La réponse du Dr. Giancarlo Cerveri
Chère Erminia, merci pour votre question car elle me permet d’aborder un sujet d’une grande importance d’un point de vue médical et avec d’inévitables répercussions culturelles également. La pilule contraceptive est largement utilisée dans notre pays pour planifier les choix liés à la maternité. Comme toutes les interventions pharmacologiques, bien que généralement bien tolérée, elle peut avoir des effets indésirables dans un certain nombre de cas et ceux-ci peuvent également inclure des effets sur l’humeur.

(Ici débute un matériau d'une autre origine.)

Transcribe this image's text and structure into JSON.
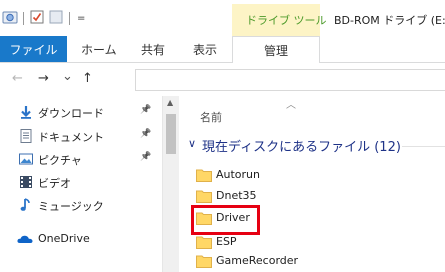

Tout d’abord, une petite précision il existe plusieurs pilules contraceptives, les plus courantes sont dites « combinées » car elles contiennent de la progestérone et des œstrogènes. L’effet d’une exposition stable à ces deux hormones, produites naturellement par le corps féminin de manière alternée et phasique au cours du cycle menstruel, réduit le risque de grossesse à des niveaux marginaux.
Ces deux hormones ont également des récepteurs spécifiques dans le système nerveux central, indiquant qu’elles ont également une fonction régulatrice sur le fonctionnement mental des femmes. Ce fait ne devrait pas nous surprendre car d’un point de vue évolutif, les phases du cycle liées à la fertilité doivent nécessairement entraîner des modifications du corps et du comportement afin d’augmenter la probabilité d’atteindre l’objectif. Évidemment, ces effets comportementaux dans l’espèce humaine sont fortement atténués et médiatisés par des éléments culturels, mais ils ne sont pas complètement annulés.
Il n’est donc pas étrange d’admettre que chez certaines personnes prédisposées ces effets puissent produire une image dépressive. L’expérience clinique et l’expérience de nombreuses femmes prenant la pilule sont suffisamment évocatrices des effets de ce médicament sur l’humeur.
Récemment, cette observation a été confirmée par une recherche publiée dans la revue Epidemiology and Psychiatric Sciences 2023 (https://doi.org/10.1017/S2045796023000525).
Il s’agit d’une étude observationnelle menée au Royaume-Uni sur plus de 200 000 femmes dans laquelle les chercheurs ont évalué le risque de développer une dépression chez les femmes prenant la pilule contraceptive.
Les résultats ont confirmé que le risque de développer une dépression augmente surtout au cours des deux premières années de traitement. Ce risque est plus pertinent à l’adolescence, probablement lié à une plus grande vulnérabilité dans cette phase de la vie au risque de développer une pathologie dépressive.
Pour conclure Erminia, je peux vous dire que la pathologie dépressive est très répandue chez le sexe féminin (une prévalence annuelle moyenne d’environ 10%). En ce qui concerne l’utilisation de la pilule contraceptive, elle est non seulement efficace mais généralement sans danger. Cependant, il a été démontré que son utilisation peut augmenter le risque de développer un syndrome dépressif, il est donc nécessaire que le médecin en soit conscient et soit en mesure d’effectuer une évaluation coût/bénéfice correcte au début de la prescription de ce médicament. type de méthode contraceptive.